Mid-Week Lenten Vespers
Pastor Gregory L. Jackson
Bethany Lutheran Worship, 7 PM Central Daylight Time
The Hymn #167 O Darkest Woe 3:66
The Order of Vespers p. 41
The Psalmody Psalm 23 p. 128
The Lection The Passion History
The Sermon Hymn #387 Dear Christians 3:41
The Sermon – Bearing the Sins of the World
The Lord’s Prayer
The Collect for Grace p. 45
The Hymn #36 Now Thank We 3:40
Bearing the Sins of the World
The reading for tonight has a great contrast in it, the three-fold denial of Peter and the steadfastness of Jesus during His trial. In a sense it was a dual trial. Peter was accused outside of being a follower of Jesus. He denied it three times, as Jesus had predicted.
Jesus’ trial was a farce because He committed no sin and was no threat against the Roman Empire. Nevertheless, there was a constant effort to make sure He was guilty of something, even when He answered quietly.
During the time that Jesus was on trial for His life, Peter was disassociating himself from Jesus.
Peter’s real trial was an emotional one. He was afraid and he answered out of fear. Even though he clearly marked himself as a Galilean by his accent, he was not arrested or hurt in any way. Not at that time.
Jesus trial was emotional and physical, because the attacks were directly against Him and it included a slug in the face.
When people complain about bearing the cross, as we all do, we should remember that it includes being slugged in the face, as Luther said. He meant, I am sure, there is nothing too low to use against an individual for adhering to the pure Word.
That is the contrast we have to live with. On the one hand, wolf-preaching is rewarded in every possible way. The more someone slays the souls of his followers—with false doctrine and various forms of predation—the more that person is praised, supported, honored by society.
One minister reported how his children offered to give him money from their piggy-banks when he was short. He mentioned that to a church member and the story became one where he was stealing money from his children’s piggy banks. That is being slugged in the mouth.
In the book and movie, One Foot in Heaven, people wanted to get rid of the minister, so they told people that a girl left town after the minister’s son got her in a family way, as they said in those days. That was a slug in the mouth. The minister tracked down the rumor-mongers and straightened them out. Next someone gave large donation to a church college so they would hire the minister away. What seemed like an honor turned out to be an insult, so the happiness first created was turned into a very bitter feeling. Unlike many clergy, the minister was against using money to dissolve his conscience.
The examples are given because our first reaction to that sort of effort, by seeming members of the church, is shock. Why should a believer get slugged in the mouth by another believer? The answer is – bearing the cross means that and more, because Jesus Himself accepted humiliation, torture, and death on our behalf.
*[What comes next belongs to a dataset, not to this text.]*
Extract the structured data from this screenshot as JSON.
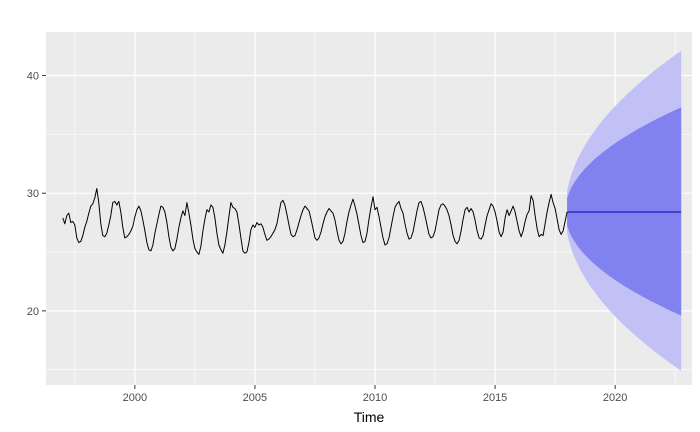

Whenever we share a tiny bit of Jesus’ experience of the cross, we understand a little more about the Passion of Christ. And we have a little more empathy for those who are being persecuted, tortured and killed for their Christian faith – all across the world right now.
The extensive Passion narrative tells us that Jesus suffered every single horrible, human experience – the silence, fear, and escape of His disciples, the physical pain of His beating and crucifixion, the humiliating taunts of the soldiers and the crowd. He was taunted to prove His power, which we would have used ourselves. But He withheld that power, to fulfill the Scriptures and take away our sins.
Nothing we experience is alien to what Jesus already has done for us, and He suffered without being a sinner. This contrast has always been the strength of Christian martyrs, who knew that anything they did paled in comparison with what Christ suffered, including death.
The Christian experience of the cross helps us understand the Atoning death of Christ and trust in its power.
Redemption means that Christ has already paid the price for our sins with His innocent blood. That knowledge, revealed by the Holy Spirit through the Word, fills us trust in the love and mercy of God.